One of my favorite museums as a kid was the Museum of Science and Industry here in Chicago. It’s a kid-friendly museum with lots of interactive exhibits that were ostensibly about learning things related to science and industry. But who cares, here are lights and bells and knobs and pulleys!
As a young geek I gravitated towards anything involving a computer so one of my favorite things at the museum was the Birthday Machine. It was a computer kiosk but more… oh so much more. You’d pop in fifty cents or a dollar, and enter your birthday along with your name. A few minutes later a dot matrix printer would magically spit out a full page of information about what happened and what the world was like on the day you were born.

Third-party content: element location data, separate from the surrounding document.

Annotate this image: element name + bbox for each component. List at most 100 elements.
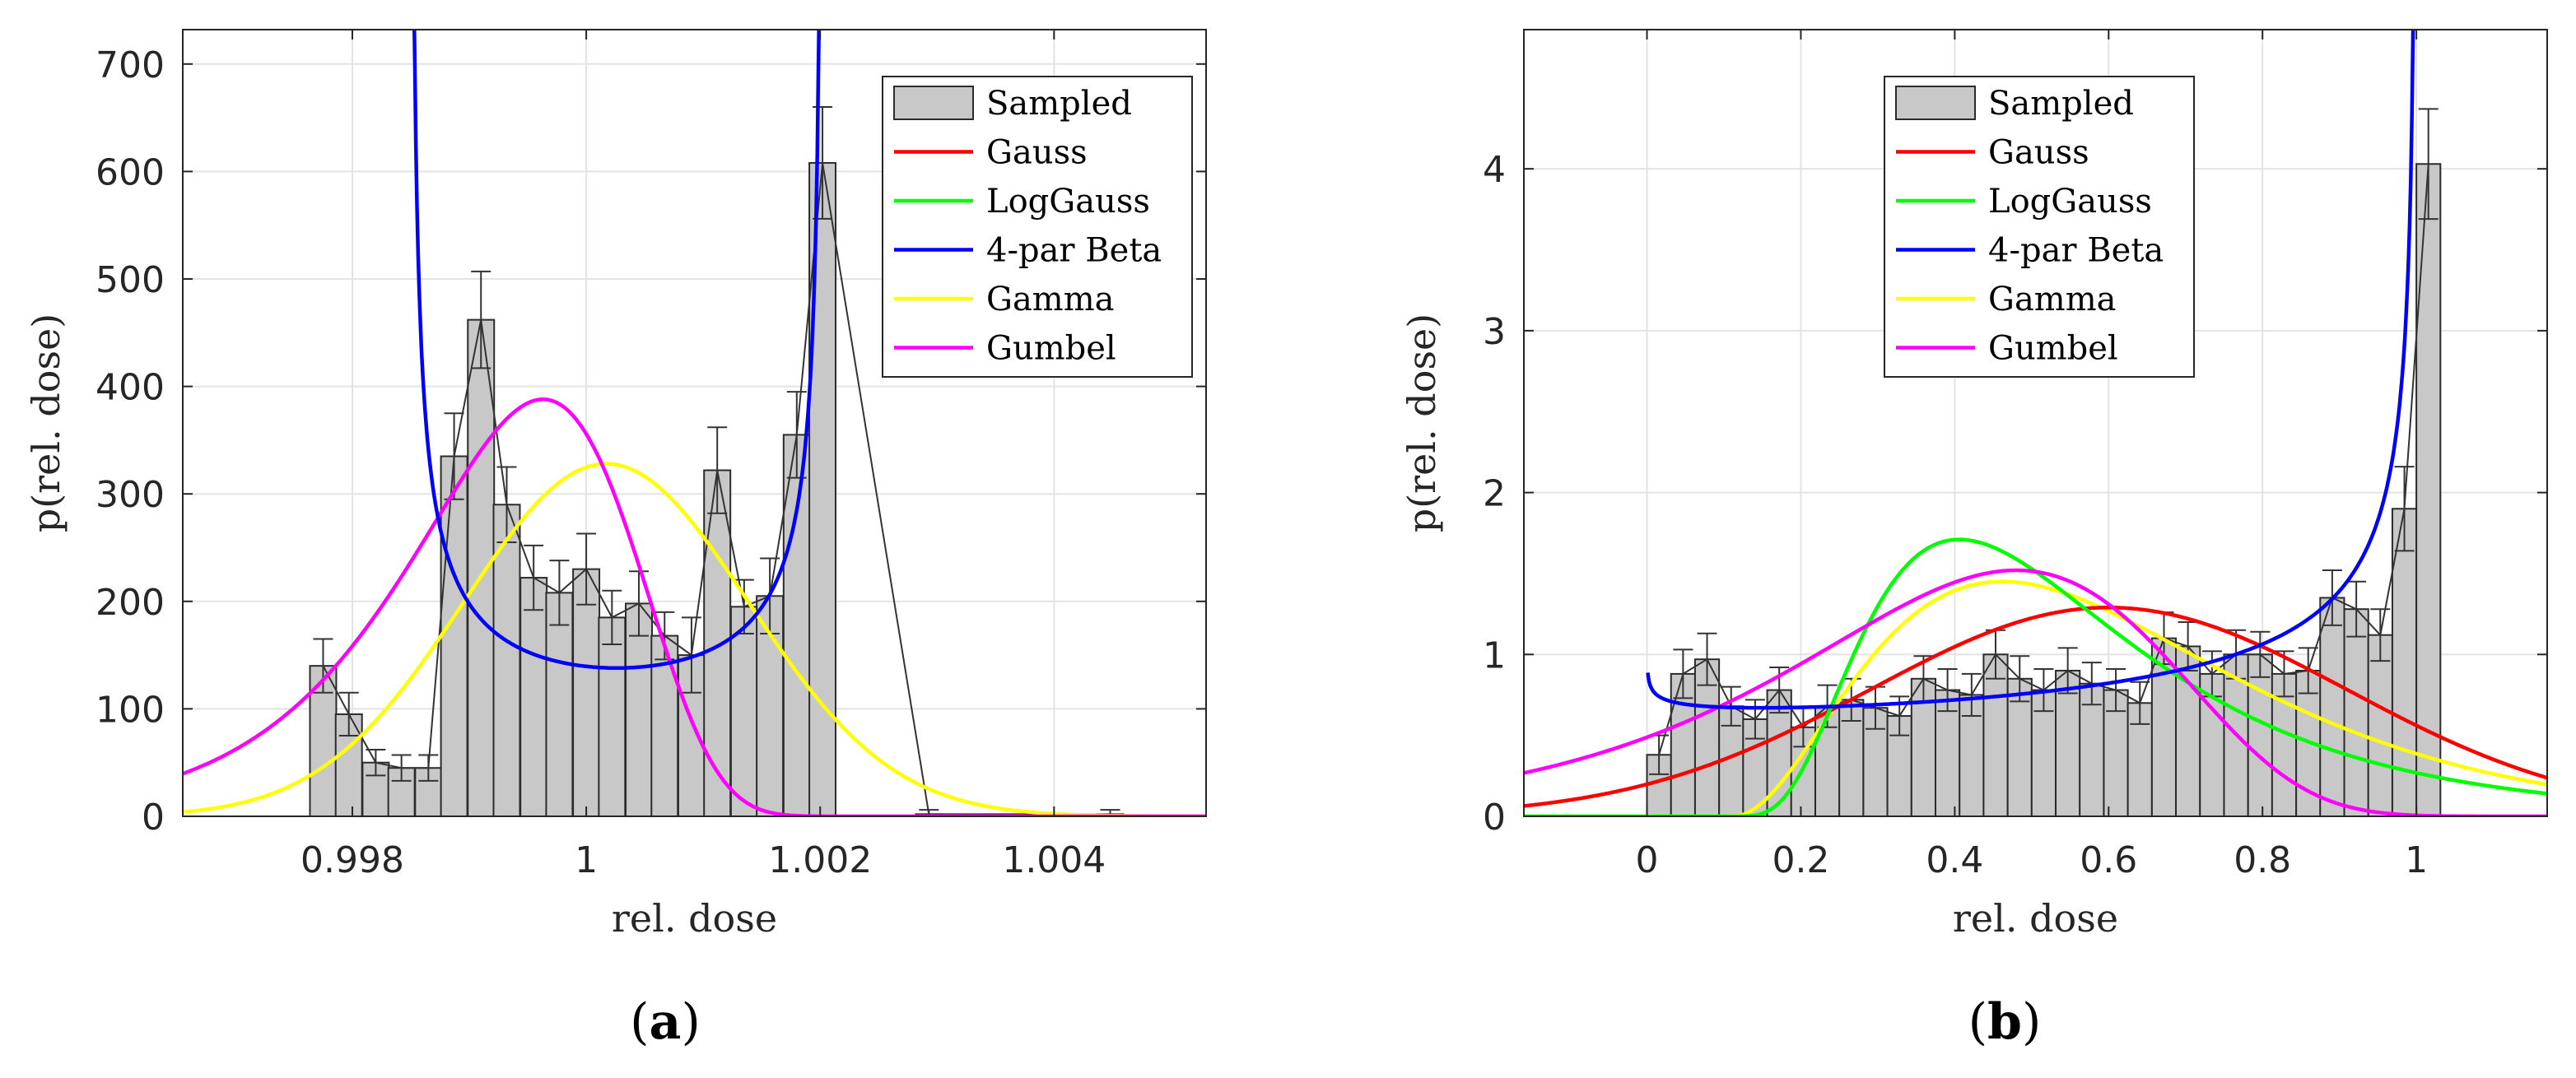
histogram-bar — [2247, 653, 2273, 816]
x-axis-title: rel. dose — [1953, 896, 2118, 941]
histogram-bar — [572, 568, 601, 816]
legend-item-label: Gamma — [1988, 281, 2117, 318]
axes-box — [182, 29, 1207, 817]
curve-gamma — [1524, 579, 2547, 816]
error-bar — [2081, 662, 2102, 706]
x-tick-label: 0.998 — [300, 839, 404, 881]
histogram-bar — [492, 504, 521, 816]
error-bar — [2057, 647, 2078, 695]
y-axis-title: p(rel. dose) — [24, 314, 68, 532]
legend-item-label: Gumbel — [1988, 330, 2118, 368]
error-bar — [366, 749, 386, 777]
error-bar — [418, 754, 439, 782]
error-bar — [313, 638, 333, 694]
legend-box — [1884, 76, 2195, 378]
x-tick-label: 1 — [575, 839, 598, 881]
x-tick-label: 0.4 — [1926, 839, 1983, 881]
y-tick-label: 300 — [95, 474, 165, 516]
histogram-bar — [729, 606, 758, 816]
y-tick-label: 400 — [95, 367, 165, 409]
curve-4-par-beta — [412, 30, 821, 671]
histogram-bar — [1982, 653, 2009, 816]
error-bar — [2370, 608, 2391, 662]
error-bar — [391, 754, 412, 782]
legend-item-label: Sampled — [1988, 85, 2134, 123]
histogram-bar — [2415, 163, 2442, 816]
y-tick-label: 0 — [1483, 797, 1506, 839]
histogram-bar — [545, 592, 574, 816]
x-tick-label: 0.6 — [2080, 839, 2137, 881]
panel-a: 0.998 1 1.002 1.004 0 100 200 300 400 500 600 700 re… — [24, 29, 1207, 1051]
legend: Sampled Gauss LogGauss 4-par Beta Gamma Gumbe… — [882, 76, 1193, 378]
plot-content — [1524, 30, 2547, 816]
legend-item-label: Gauss — [986, 134, 1088, 172]
histogram-bar — [598, 616, 627, 816]
error-bar — [2106, 667, 2126, 713]
histogram-bar — [782, 434, 811, 816]
curve-4-par-beta — [1646, 30, 2415, 710]
y-tick-label: 4 — [1483, 149, 1506, 191]
histogram-bar — [467, 318, 496, 816]
curve-gauss — [1524, 605, 2547, 808]
error-bar — [1697, 632, 1717, 686]
y-tick-label: 700 — [95, 44, 165, 86]
panel-label: (a) — [630, 993, 701, 1051]
error-bar — [549, 560, 570, 626]
plot-content — [183, 30, 1206, 816]
x-tick-label: 1.004 — [1002, 839, 1106, 881]
error-bar — [524, 544, 544, 611]
error-bar — [1937, 667, 1958, 713]
error-bar — [2346, 580, 2367, 638]
legend-item-label: Gauss — [1988, 134, 2089, 172]
histogram-bar — [2367, 634, 2393, 816]
panel-letter: a — [650, 993, 682, 1051]
legend-item-label: LogGauss — [1988, 183, 2152, 221]
x-tick-label: 1 — [2405, 839, 2428, 881]
y-tick-label: 1 — [1483, 634, 1506, 676]
axes-box — [1523, 29, 2548, 817]
y-axis-title: p(rel. dose) — [1400, 314, 1444, 532]
histogram-bar — [2343, 608, 2369, 816]
x-tick-label: 1.002 — [768, 839, 872, 881]
legend-item-label: Gamma — [986, 281, 1115, 318]
panel-b: 0 0.2 0.4 0.6 0.8 1 0 1 2 3 4 rel. dose p(rel. dose)… — [1400, 29, 2548, 1051]
histogram-bar — [703, 469, 732, 816]
panel-letter: b — [1987, 993, 2022, 1051]
error-bar — [654, 611, 675, 661]
error-bar — [2250, 630, 2271, 678]
x-tick-label: 0 — [1636, 839, 1659, 881]
panel-label: (b) — [1968, 993, 2042, 1051]
y-tick-label: 200 — [95, 582, 165, 624]
error-bar — [2418, 108, 2439, 221]
legend-swatch-sampled — [893, 86, 974, 120]
x-tick-label: 0.8 — [2234, 839, 2291, 881]
legend-item-label: 4-par Beta — [1988, 232, 2164, 270]
error-bar — [338, 691, 359, 737]
curve-gumbel — [183, 397, 1206, 816]
legend-item-label: Gumbel — [986, 330, 1116, 368]
y-tick-label: 500 — [95, 259, 165, 301]
error-bar — [707, 426, 728, 514]
legend-item-label: Sampled — [986, 85, 1132, 123]
legend-item-label: 4-par Beta — [986, 232, 1162, 270]
error-bar — [681, 616, 701, 694]
y-tick-label: 3 — [1483, 311, 1506, 353]
sampled-line — [322, 162, 1111, 815]
legend: Sampled Gauss LogGauss 4-par Beta Gamma Gumbe… — [1884, 76, 2195, 378]
legend-swatch-sampled — [1895, 86, 1976, 120]
error-bar — [1961, 672, 1982, 718]
error-bar — [1673, 648, 1693, 699]
y-tick-label: 600 — [95, 151, 165, 193]
curve-gamma — [183, 462, 1206, 816]
legend-item-label: LogGauss — [986, 183, 1150, 221]
error-bar — [576, 532, 597, 606]
x-axis-title: rel. dose — [612, 896, 777, 941]
error-bar — [2130, 681, 2150, 725]
histogram-bar — [519, 577, 548, 816]
curve-gumbel — [1524, 568, 2547, 816]
error-bar — [2394, 466, 2415, 552]
error-bar — [602, 589, 622, 646]
x-tick-label: 0.2 — [1772, 839, 1829, 881]
legend-box — [882, 76, 1193, 378]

This was and always will be worth the shock value of prices because while inflation wasn’t accounted for, everything was cheaper. Gas was a quarter a gallon. Milk was a quarter a gallon. A loaf of bread was 2 cents, and the Post Office actually paid you to mail something.
I exaggerate a bit of course, but for me the magic was that this little 5′x2.5′x3′ computer had all of this information in it. Right there! It was impressive. How could it possibly know all of that stuff? It was magical.

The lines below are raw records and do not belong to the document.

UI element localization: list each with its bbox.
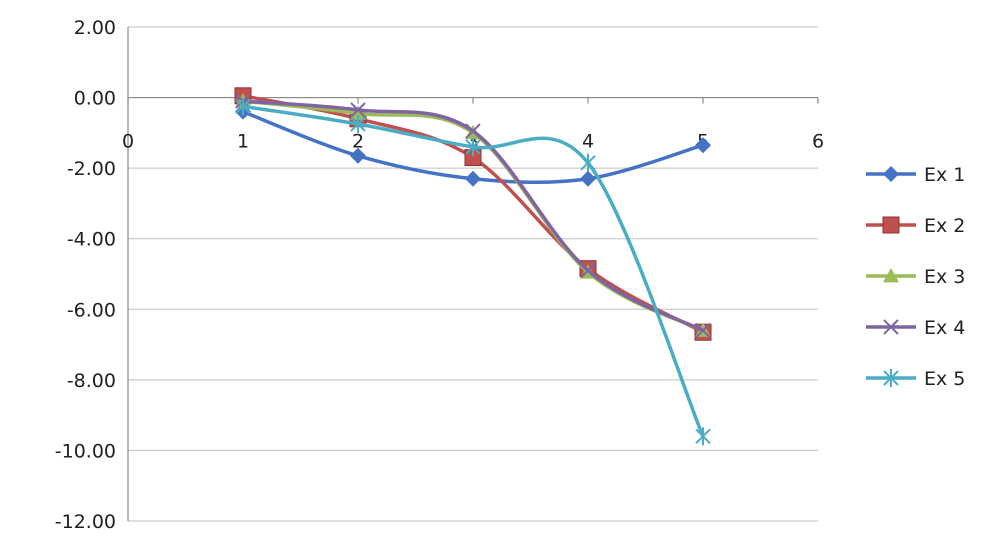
series-line xyxy=(242,104,705,437)
x-tick-label: 0 xyxy=(122,131,134,153)
data-point xyxy=(235,97,251,116)
data-point xyxy=(695,427,711,446)
y-tick-label: -10.00 xyxy=(55,440,116,462)
legend-marker xyxy=(883,319,899,335)
series-ex-5 xyxy=(235,97,711,446)
legend-label: Ex 5 xyxy=(924,368,965,390)
y-tick-label: 2.00 xyxy=(74,17,116,39)
legend-marker xyxy=(883,268,899,283)
legend-marker xyxy=(882,216,900,234)
data-point xyxy=(350,147,366,164)
data-point xyxy=(580,262,596,279)
legend-label: Ex 1 xyxy=(924,164,965,186)
x-tick-label: 4 xyxy=(582,131,594,153)
y-tick-label: -4.00 xyxy=(67,229,116,251)
data-point xyxy=(350,105,366,120)
legend-marker xyxy=(883,166,899,182)
y-tick-label: -2.00 xyxy=(67,158,116,180)
y-tick-label: -6.00 xyxy=(67,299,116,321)
data-point xyxy=(350,102,366,118)
legend-label: Ex 3 xyxy=(924,266,965,288)
axes: 2.00 0.00 -2.00 -4.00 -6.00 -8.00 -10.00 -12.00… xyxy=(55,17,824,533)
legend-item: Ex 5 xyxy=(866,368,965,390)
data-point xyxy=(350,115,366,134)
legend-label: Ex 4 xyxy=(924,317,965,339)
data-point xyxy=(465,123,481,139)
y-tick-label: -12.00 xyxy=(55,511,116,533)
legend-item: Ex 4 xyxy=(866,317,965,339)
series-area xyxy=(234,87,712,446)
data-point xyxy=(580,153,596,172)
data-point xyxy=(695,137,711,154)
series-ex-4 xyxy=(235,93,711,339)
legend-marker xyxy=(883,369,899,387)
y-tick-label: 0.00 xyxy=(74,88,116,110)
legend-item: Ex 3 xyxy=(866,266,965,288)
x-tick-label: 1 xyxy=(237,131,249,153)
legend-label: Ex 2 xyxy=(924,215,965,237)
legend: Ex 1 Ex 2 Ex 3 Ex 4 Ex 5 xyxy=(866,164,965,390)
x-tick-label: 2 xyxy=(352,131,364,153)
data-point xyxy=(465,137,481,156)
legend-item: Ex 2 xyxy=(866,215,965,237)
x-tick-label: 6 xyxy=(812,131,824,153)
legend-item: Ex 1 xyxy=(866,164,965,186)
y-tick-label: -8.00 xyxy=(67,370,116,392)
data-point xyxy=(695,322,711,339)
data-point xyxy=(580,170,596,187)
data-point xyxy=(465,170,481,187)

I brought this up in part because I saw a bunch of “Remember When” books at a tourist stop recently. These books have the same concept, but are books instead of dot matrix pages and include ads and other things from the time. Impressively one can even buy CDs tailored to a birth year. I know! CDs! How quaint.
On top of all of that, any time I want to find out what happened on October 10, 1977, I can just head over to Wikipedia. Sometimes I think access to all of this information has spoiled us.